Republican Gov. Greg Gianforte signed Senate Bill 280 into law in April, which repealed the rule Democratic Gov. Steve Bullock’s administration instilled back in 2017. This bill passed 26-23 in the Senate and 54-46 in the House. Surprising no one, Republican lawmakers in the state backed the measure pretty strongly. You might remember that Montana recently passed an anti-trans sports bill into law as well, banning trans girls from competing in school and college sports teams that align with their gender.
Marquez explained, as reported by local outlet KTVH, “I would like to change the sex designation on my birth certificate to match my female gender identity, but I am unable to do so because of the law.” The 27-year-old added in a statement that it is a “painful and stigmatizing reminder” that the state refuses to recognize her as a woman. For Marquez, she doesn’t want the surgery right now, and nor can she afford it.

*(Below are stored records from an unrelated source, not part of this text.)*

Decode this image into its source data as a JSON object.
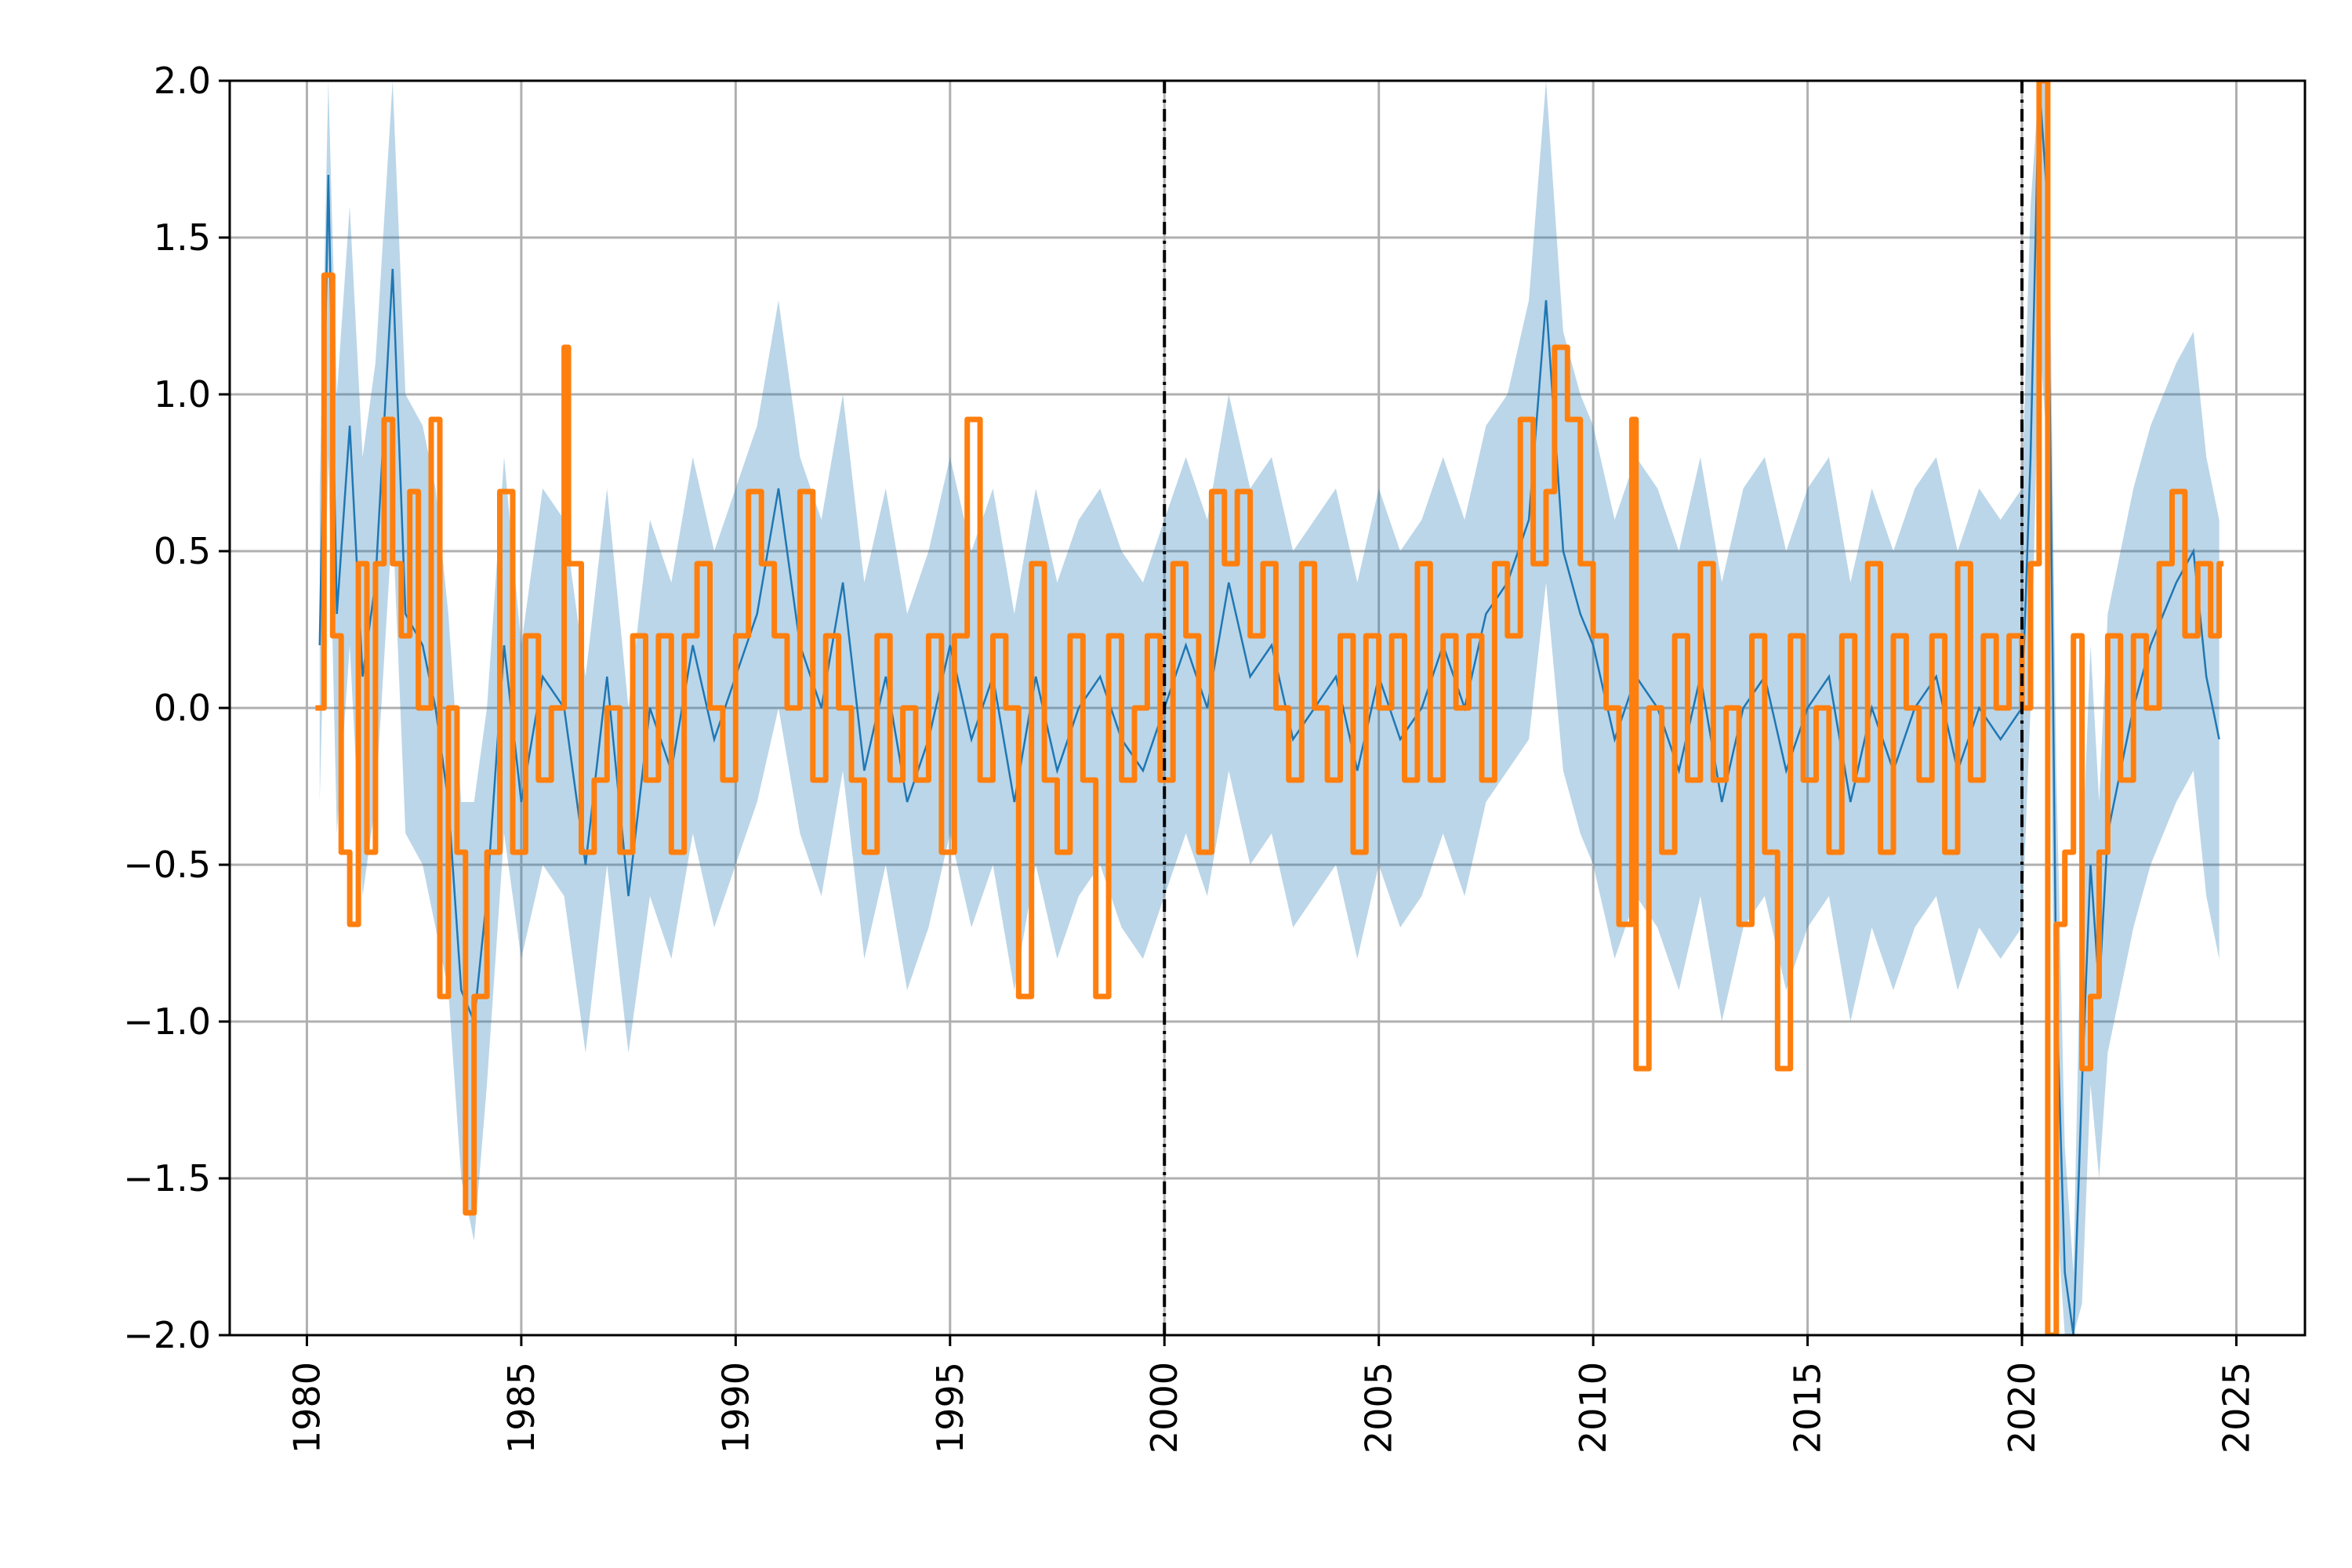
{
  "chart_data": {
    "type": "line",
    "title": "",
    "xlabel": "",
    "ylabel": "",
    "xlim": [
      1978.2,
      2026.6
    ],
    "ylim": [
      -2.0,
      2.0
    ],
    "grid": true,
    "legend": "none",
    "x_ticks": [
      {
        "value": 1980,
        "label": "1980"
      },
      {
        "value": 1985,
        "label": "1985"
      },
      {
        "value": 1990,
        "label": "1990"
      },
      {
        "value": 1995,
        "label": "1995"
      },
      {
        "value": 2000,
        "label": "2000"
      },
      {
        "value": 2005,
        "label": "2005"
      },
      {
        "value": 2010,
        "label": "2010"
      },
      {
        "value": 2015,
        "label": "2015"
      },
      {
        "value": 2020,
        "label": "2020"
      },
      {
        "value": 2025,
        "label": "2025"
      }
    ],
    "y_ticks": [
      {
        "value": 2.0,
        "label": "2.0"
      },
      {
        "value": 1.5,
        "label": "1.5"
      },
      {
        "value": 1.0,
        "label": "1.0"
      },
      {
        "value": 0.5,
        "label": "0.5"
      },
      {
        "value": 0.0,
        "label": "0.0"
      },
      {
        "value": -0.5,
        "label": "−0.5"
      },
      {
        "value": -1.0,
        "label": "−1.0"
      },
      {
        "value": -1.5,
        "label": "−1.5"
      },
      {
        "value": -2.0,
        "label": "−2.0"
      }
    ],
    "vertical_lines": [
      {
        "x": 2000.0,
        "style": "dash-dot",
        "color": "#000000"
      },
      {
        "x": 2020.0,
        "style": "dash-dot",
        "color": "#000000"
      }
    ],
    "colors": {
      "band": "#1f77b4",
      "band_opacity": 0.3,
      "mean_line": "#1f77b4",
      "step_line": "#ff7f0e",
      "grid": "#b0b0b0"
    },
    "series": [
      {
        "kind": "band_with_mean",
        "color": "#1f77b4",
        "x": [
          1980.3,
          1980.5,
          1980.7,
          1981.0,
          1981.3,
          1981.6,
          1982.0,
          1982.3,
          1982.7,
          1983.0,
          1983.3,
          1983.6,
          1983.9,
          1984.2,
          1984.6,
          1985.0,
          1985.5,
          1986.0,
          1986.5,
          1987.0,
          1987.5,
          1988.0,
          1988.5,
          1989.0,
          1989.5,
          1990.0,
          1990.5,
          1991.0,
          1991.5,
          1992.0,
          1992.5,
          1993.0,
          1993.5,
          1994.0,
          1994.5,
          1995.0,
          1995.5,
          1996.0,
          1996.5,
          1997.0,
          1997.5,
          1998.0,
          1998.5,
          1999.0,
          1999.5,
          2000.0,
          2000.5,
          2001.0,
          2001.5,
          2002.0,
          2002.5,
          2003.0,
          2003.5,
          2004.0,
          2004.5,
          2005.0,
          2005.5,
          2006.0,
          2006.5,
          2007.0,
          2007.5,
          2008.0,
          2008.5,
          2008.9,
          2009.1,
          2009.3,
          2009.7,
          2010.0,
          2010.5,
          2011.0,
          2011.5,
          2012.0,
          2012.5,
          2013.0,
          2013.5,
          2014.0,
          2014.5,
          2015.0,
          2015.5,
          2016.0,
          2016.5,
          2017.0,
          2017.5,
          2018.0,
          2018.5,
          2019.0,
          2019.5,
          2020.0,
          2020.2,
          2020.4,
          2020.6,
          2020.8,
          2021.0,
          2021.2,
          2021.4,
          2021.6,
          2021.8,
          2022.0,
          2022.3,
          2022.6,
          2023.0,
          2023.3,
          2023.6,
          2024.0,
          2024.3,
          2024.6
        ],
        "mean": [
          0.2,
          1.7,
          0.3,
          0.9,
          0.1,
          0.4,
          1.4,
          0.3,
          0.2,
          0.0,
          -0.3,
          -0.9,
          -1.0,
          -0.6,
          0.2,
          -0.3,
          0.1,
          0.0,
          -0.5,
          0.1,
          -0.6,
          0.0,
          -0.2,
          0.2,
          -0.1,
          0.1,
          0.3,
          0.7,
          0.2,
          0.0,
          0.4,
          -0.2,
          0.1,
          -0.3,
          -0.1,
          0.2,
          -0.1,
          0.1,
          -0.3,
          0.1,
          -0.2,
          0.0,
          0.1,
          -0.1,
          -0.2,
          0.0,
          0.2,
          0.0,
          0.4,
          0.1,
          0.2,
          -0.1,
          0.0,
          0.1,
          -0.2,
          0.1,
          -0.1,
          0.0,
          0.2,
          0.0,
          0.3,
          0.4,
          0.6,
          1.3,
          0.9,
          0.5,
          0.3,
          0.2,
          -0.1,
          0.1,
          0.0,
          -0.2,
          0.1,
          -0.3,
          0.0,
          0.1,
          -0.2,
          0.0,
          0.1,
          -0.3,
          0.0,
          -0.2,
          0.0,
          0.1,
          -0.2,
          0.0,
          -0.1,
          0.0,
          0.8,
          2.0,
          1.6,
          -0.9,
          -1.8,
          -2.0,
          -1.2,
          -0.5,
          -0.9,
          -0.4,
          -0.2,
          0.0,
          0.2,
          0.3,
          0.4,
          0.5,
          0.1,
          -0.1
        ],
        "lower": [
          -0.3,
          0.8,
          -0.4,
          0.2,
          -0.6,
          -0.3,
          0.6,
          -0.4,
          -0.5,
          -0.7,
          -0.9,
          -1.5,
          -1.7,
          -1.2,
          -0.4,
          -0.8,
          -0.5,
          -0.6,
          -1.1,
          -0.5,
          -1.1,
          -0.6,
          -0.8,
          -0.4,
          -0.7,
          -0.5,
          -0.3,
          0.0,
          -0.4,
          -0.6,
          -0.2,
          -0.8,
          -0.5,
          -0.9,
          -0.7,
          -0.4,
          -0.7,
          -0.5,
          -0.9,
          -0.5,
          -0.8,
          -0.6,
          -0.5,
          -0.7,
          -0.8,
          -0.6,
          -0.4,
          -0.6,
          -0.2,
          -0.5,
          -0.4,
          -0.7,
          -0.6,
          -0.5,
          -0.8,
          -0.5,
          -0.7,
          -0.6,
          -0.4,
          -0.6,
          -0.3,
          -0.2,
          -0.1,
          0.4,
          0.1,
          -0.2,
          -0.4,
          -0.5,
          -0.8,
          -0.6,
          -0.7,
          -0.9,
          -0.6,
          -1.0,
          -0.7,
          -0.6,
          -0.9,
          -0.7,
          -0.6,
          -1.0,
          -0.7,
          -0.9,
          -0.7,
          -0.6,
          -0.9,
          -0.7,
          -0.8,
          -0.7,
          0.0,
          1.2,
          0.8,
          -1.6,
          -2.0,
          -2.0,
          -1.9,
          -1.2,
          -1.5,
          -1.1,
          -0.9,
          -0.7,
          -0.5,
          -0.4,
          -0.3,
          -0.2,
          -0.6,
          -0.8
        ],
        "upper": [
          0.7,
          2.0,
          1.0,
          1.6,
          0.8,
          1.1,
          2.0,
          1.0,
          0.9,
          0.7,
          0.3,
          -0.3,
          -0.3,
          0.0,
          0.8,
          0.2,
          0.7,
          0.6,
          0.1,
          0.7,
          0.0,
          0.6,
          0.4,
          0.8,
          0.5,
          0.7,
          0.9,
          1.3,
          0.8,
          0.6,
          1.0,
          0.4,
          0.7,
          0.3,
          0.5,
          0.8,
          0.5,
          0.7,
          0.3,
          0.7,
          0.4,
          0.6,
          0.7,
          0.5,
          0.4,
          0.6,
          0.8,
          0.6,
          1.0,
          0.7,
          0.8,
          0.5,
          0.6,
          0.7,
          0.4,
          0.7,
          0.5,
          0.6,
          0.8,
          0.6,
          0.9,
          1.0,
          1.3,
          2.0,
          1.6,
          1.2,
          1.0,
          0.9,
          0.6,
          0.8,
          0.7,
          0.5,
          0.8,
          0.4,
          0.7,
          0.8,
          0.5,
          0.7,
          0.8,
          0.4,
          0.7,
          0.5,
          0.7,
          0.8,
          0.5,
          0.7,
          0.6,
          0.7,
          1.6,
          2.0,
          2.0,
          -0.2,
          -1.4,
          -1.8,
          -0.5,
          0.2,
          -0.3,
          0.3,
          0.5,
          0.7,
          0.9,
          1.0,
          1.1,
          1.2,
          0.8,
          0.6
        ]
      },
      {
        "kind": "step",
        "color": "#ff7f0e",
        "x": [
          1980.2,
          1980.4,
          1980.6,
          1980.8,
          1981.0,
          1981.2,
          1981.4,
          1981.6,
          1981.8,
          1982.0,
          1982.2,
          1982.4,
          1982.6,
          1982.9,
          1983.1,
          1983.3,
          1983.5,
          1983.7,
          1983.9,
          1984.2,
          1984.5,
          1984.8,
          1985.1,
          1985.4,
          1985.7,
          1986.0,
          1986.1,
          1986.4,
          1986.7,
          1987.0,
          1987.3,
          1987.6,
          1987.9,
          1988.2,
          1988.5,
          1988.8,
          1989.1,
          1989.4,
          1989.7,
          1990.0,
          1990.3,
          1990.6,
          1990.9,
          1991.2,
          1991.5,
          1991.8,
          1992.1,
          1992.4,
          1992.7,
          1993.0,
          1993.3,
          1993.6,
          1993.9,
          1994.2,
          1994.5,
          1994.8,
          1995.1,
          1995.4,
          1995.7,
          1996.0,
          1996.3,
          1996.6,
          1996.9,
          1997.2,
          1997.5,
          1997.8,
          1998.1,
          1998.4,
          1998.7,
          1999.0,
          1999.3,
          1999.6,
          1999.9,
          2000.2,
          2000.5,
          2000.8,
          2001.1,
          2001.4,
          2001.7,
          2002.0,
          2002.3,
          2002.6,
          2002.9,
          2003.2,
          2003.5,
          2003.8,
          2004.1,
          2004.4,
          2004.7,
          2005.0,
          2005.3,
          2005.6,
          2005.9,
          2006.2,
          2006.5,
          2006.8,
          2007.1,
          2007.4,
          2007.7,
          2008.0,
          2008.3,
          2008.6,
          2008.9,
          2009.1,
          2009.4,
          2009.7,
          2010.0,
          2010.3,
          2010.6,
          2010.9,
          2011.0,
          2011.3,
          2011.6,
          2011.9,
          2012.2,
          2012.5,
          2012.8,
          2013.1,
          2013.4,
          2013.7,
          2014.0,
          2014.3,
          2014.6,
          2014.9,
          2015.2,
          2015.5,
          2015.8,
          2016.1,
          2016.4,
          2016.7,
          2017.0,
          2017.3,
          2017.6,
          2017.9,
          2018.2,
          2018.5,
          2018.8,
          2019.1,
          2019.4,
          2019.7,
          2020.0,
          2020.2,
          2020.4,
          2020.6,
          2020.8,
          2021.0,
          2021.2,
          2021.4,
          2021.6,
          2021.8,
          2022.0,
          2022.3,
          2022.6,
          2022.9,
          2023.2,
          2023.5,
          2023.8,
          2024.1,
          2024.4,
          2024.6
        ],
        "y": [
          0.0,
          1.38,
          0.23,
          -0.46,
          -0.69,
          0.46,
          -0.46,
          0.46,
          0.92,
          0.46,
          0.23,
          0.69,
          0.0,
          0.92,
          -0.92,
          0.0,
          -0.46,
          -1.61,
          -0.92,
          -0.46,
          0.69,
          -0.46,
          0.23,
          -0.23,
          0.0,
          1.15,
          0.46,
          -0.46,
          -0.23,
          0.0,
          -0.46,
          0.23,
          -0.23,
          0.23,
          -0.46,
          0.23,
          0.46,
          0.0,
          -0.23,
          0.23,
          0.69,
          0.46,
          0.23,
          0.0,
          0.69,
          -0.23,
          0.23,
          0.0,
          -0.23,
          -0.46,
          0.23,
          -0.23,
          0.0,
          -0.23,
          0.23,
          -0.46,
          0.23,
          0.92,
          -0.23,
          0.23,
          0.0,
          -0.92,
          0.46,
          -0.23,
          -0.46,
          0.23,
          -0.23,
          -0.92,
          0.23,
          -0.23,
          0.0,
          0.23,
          -0.23,
          0.46,
          0.23,
          -0.46,
          0.69,
          0.46,
          0.69,
          0.23,
          0.46,
          0.0,
          -0.23,
          0.46,
          0.0,
          -0.23,
          0.23,
          -0.46,
          0.23,
          0.0,
          0.23,
          -0.23,
          0.46,
          -0.23,
          0.23,
          0.0,
          0.23,
          -0.23,
          0.46,
          0.23,
          0.92,
          0.46,
          0.69,
          1.15,
          0.92,
          0.46,
          0.23,
          0.0,
          -0.69,
          0.92,
          -1.15,
          0.0,
          -0.46,
          0.23,
          -0.23,
          0.46,
          -0.23,
          0.0,
          -0.69,
          0.23,
          -0.46,
          -1.15,
          0.23,
          -0.23,
          0.0,
          -0.46,
          0.23,
          -0.23,
          0.46,
          -0.46,
          0.23,
          0.0,
          -0.23,
          0.23,
          -0.46,
          0.46,
          -0.23,
          0.23,
          0.0,
          0.23,
          0.0,
          0.46,
          2.0,
          -2.0,
          -0.69,
          -0.46,
          0.23,
          -1.15,
          -0.92,
          -0.46,
          0.23,
          -0.23,
          0.23,
          0.0,
          0.46,
          0.69,
          0.23,
          0.46,
          0.23,
          0.46
        ]
      }
    ]
  }
}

As the suit explains, Marquez has been taking hormones for two years and has already legally changed her name. She is generally read as a woman, so being forced to present an ID document that incorrectly labels her as male is at minimum confusing and could also be legitimately dangerous. The document would essentially “out” her as trans, not to mention the emotional trauma of being misgendered by your own documentation and government.
John Doe, the other plaintiff, has slightly different circumstances. The 22-year-old Doe has undergone one gender-affirming surgery, takes hormones, and is in counseling for gender dysphoria, but does not want to have to give that documentation in court. Why? Producing that document in public would also “out” him, and adds a financial and time burden that, again, cis folks don’t have to deal with.
In the big picture, there’s one takeaway that’s important to remember no matter what state or federal requirements are: Trans people are trans. Some people may want to take hormones, for example, or seek one or more surgeries. Some people don’t want to, or can’t access those services, or can’t afford them. Some people will try something, like hormones, then stop taking them, for whatever reason. Some people may change their name or pronouns more than once. That’s all fine, normal, and valid.
Insisting that trans folks meet arbitrary guidelines for being trans “enough” to update identifying documents is hurtful, discriminatory, and, frankly, a waste of time. Whether or not someone has a gender-affirming surgery really makes no difference to the state—it’s just another invasive, exhausting hoop for people to jump through and another way to make people feel excluded and othered.